Tuesday, October 1, 2013

Reading James E. Cherry

In 2005, I read James E. Cherry's Bending the Blues (2003), and I was pleased to add his work to my growing collection of contemporary poetry. A few years later, I read the manuscript and actually wrote a blurb for what would become his volume Honoring the Ancestors (2008). Now, I've just read his latest volume Loose Change (2013).

Cherry has been a productive writer over the years. In addition to those three volumes of poetry, he also published a novel Shadow of Light (2008) and a collection of short stories Still A Man and Other Stories (2011). Now that I think about it, his interests as a prose writer and storyteller were evident to me while reading Loose Change

Several of the poems in his latest volume operated as short, short stories, or really these poetic sketches of a moment or reflection.  In one poem, he's writing about the funeral of a nephew. In another poem, he's writing about a conversation with a young, college-age niece as she reveals that she is pregnant by a man in his forties. He writes about new and old neighbors; he writes about music and musicians; and through it all, he writes about being middle aged in this volume.

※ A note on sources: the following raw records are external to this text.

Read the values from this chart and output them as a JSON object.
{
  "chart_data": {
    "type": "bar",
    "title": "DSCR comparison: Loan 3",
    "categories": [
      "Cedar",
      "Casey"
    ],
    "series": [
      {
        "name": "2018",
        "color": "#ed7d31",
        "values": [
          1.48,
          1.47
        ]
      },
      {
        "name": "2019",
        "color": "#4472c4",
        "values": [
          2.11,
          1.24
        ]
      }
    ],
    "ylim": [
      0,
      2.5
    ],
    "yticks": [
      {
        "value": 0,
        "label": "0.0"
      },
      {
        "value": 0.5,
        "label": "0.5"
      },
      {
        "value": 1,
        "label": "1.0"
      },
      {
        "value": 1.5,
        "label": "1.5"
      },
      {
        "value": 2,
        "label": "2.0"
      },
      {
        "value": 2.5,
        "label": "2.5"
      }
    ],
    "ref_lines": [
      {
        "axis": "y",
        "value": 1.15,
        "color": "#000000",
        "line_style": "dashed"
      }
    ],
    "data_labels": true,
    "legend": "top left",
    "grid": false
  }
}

The volume, in fact, closes with a 10-part series, "Meditations in Middle Age." In one of those poems, he mentions reading obituaries in the daily newspaper where he recognizes the names of
elders who advised me,
playmates who were friend and foe
on athletic fields and young people whose names
should appear on high school diplomas
instead of the rolls of mortuaries
He admits that he has even developed a habit of searching "for my own name / between the Op Ed page and the sports section."

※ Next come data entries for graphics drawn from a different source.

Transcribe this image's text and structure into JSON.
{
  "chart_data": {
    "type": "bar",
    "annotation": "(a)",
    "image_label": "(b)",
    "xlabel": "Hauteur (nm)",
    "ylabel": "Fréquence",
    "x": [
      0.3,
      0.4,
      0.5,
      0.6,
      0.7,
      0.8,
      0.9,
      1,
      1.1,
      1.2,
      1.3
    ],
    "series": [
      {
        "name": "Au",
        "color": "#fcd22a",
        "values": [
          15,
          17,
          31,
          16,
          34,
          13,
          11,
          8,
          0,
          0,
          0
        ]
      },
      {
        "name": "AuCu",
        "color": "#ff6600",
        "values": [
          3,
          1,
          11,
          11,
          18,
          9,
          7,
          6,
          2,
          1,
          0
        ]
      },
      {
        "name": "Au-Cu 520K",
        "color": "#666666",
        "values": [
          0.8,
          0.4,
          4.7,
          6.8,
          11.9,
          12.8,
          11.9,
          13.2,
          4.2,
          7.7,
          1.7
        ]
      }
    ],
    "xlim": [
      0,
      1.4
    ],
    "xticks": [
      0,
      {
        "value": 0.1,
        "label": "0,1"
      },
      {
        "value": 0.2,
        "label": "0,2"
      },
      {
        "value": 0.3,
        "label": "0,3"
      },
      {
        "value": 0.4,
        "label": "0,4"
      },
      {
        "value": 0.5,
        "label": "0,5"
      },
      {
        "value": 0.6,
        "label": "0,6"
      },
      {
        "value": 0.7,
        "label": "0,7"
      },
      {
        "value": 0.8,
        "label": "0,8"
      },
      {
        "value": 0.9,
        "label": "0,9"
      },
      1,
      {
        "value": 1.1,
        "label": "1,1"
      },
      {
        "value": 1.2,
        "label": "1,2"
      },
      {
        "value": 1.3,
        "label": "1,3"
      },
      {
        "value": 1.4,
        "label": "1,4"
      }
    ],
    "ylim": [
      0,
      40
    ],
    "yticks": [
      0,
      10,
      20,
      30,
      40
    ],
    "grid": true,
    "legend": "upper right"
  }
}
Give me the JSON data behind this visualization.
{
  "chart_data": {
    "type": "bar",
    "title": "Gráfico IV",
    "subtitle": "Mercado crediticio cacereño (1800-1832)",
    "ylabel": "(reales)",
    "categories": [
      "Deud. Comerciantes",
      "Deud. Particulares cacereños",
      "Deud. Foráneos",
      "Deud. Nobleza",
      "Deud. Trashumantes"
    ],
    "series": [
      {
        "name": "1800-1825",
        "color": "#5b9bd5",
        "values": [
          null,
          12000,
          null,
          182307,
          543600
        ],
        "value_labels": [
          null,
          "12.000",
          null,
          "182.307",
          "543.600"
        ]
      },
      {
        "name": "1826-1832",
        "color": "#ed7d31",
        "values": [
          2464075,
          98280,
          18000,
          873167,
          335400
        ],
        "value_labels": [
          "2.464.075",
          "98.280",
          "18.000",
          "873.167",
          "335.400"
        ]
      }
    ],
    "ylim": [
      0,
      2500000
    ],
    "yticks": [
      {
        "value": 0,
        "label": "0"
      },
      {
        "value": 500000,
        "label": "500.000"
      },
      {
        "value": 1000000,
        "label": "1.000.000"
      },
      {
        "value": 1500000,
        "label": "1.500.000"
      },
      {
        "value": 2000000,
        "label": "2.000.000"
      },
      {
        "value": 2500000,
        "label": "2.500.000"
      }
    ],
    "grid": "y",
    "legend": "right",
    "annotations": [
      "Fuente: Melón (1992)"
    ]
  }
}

Cherry's skill at turning seemingly casual observations into some intriguing idea or a vivid image by the end  makes reading his poems especially rewarding. Like many of the poets that I've followed for several years, I'm inclined to go back and re-read past books at the moment I encounter a new one. So over the last month, I've been moving back and forth from Loose Change to Honoring the Ancestors to Bending the Blues and back again.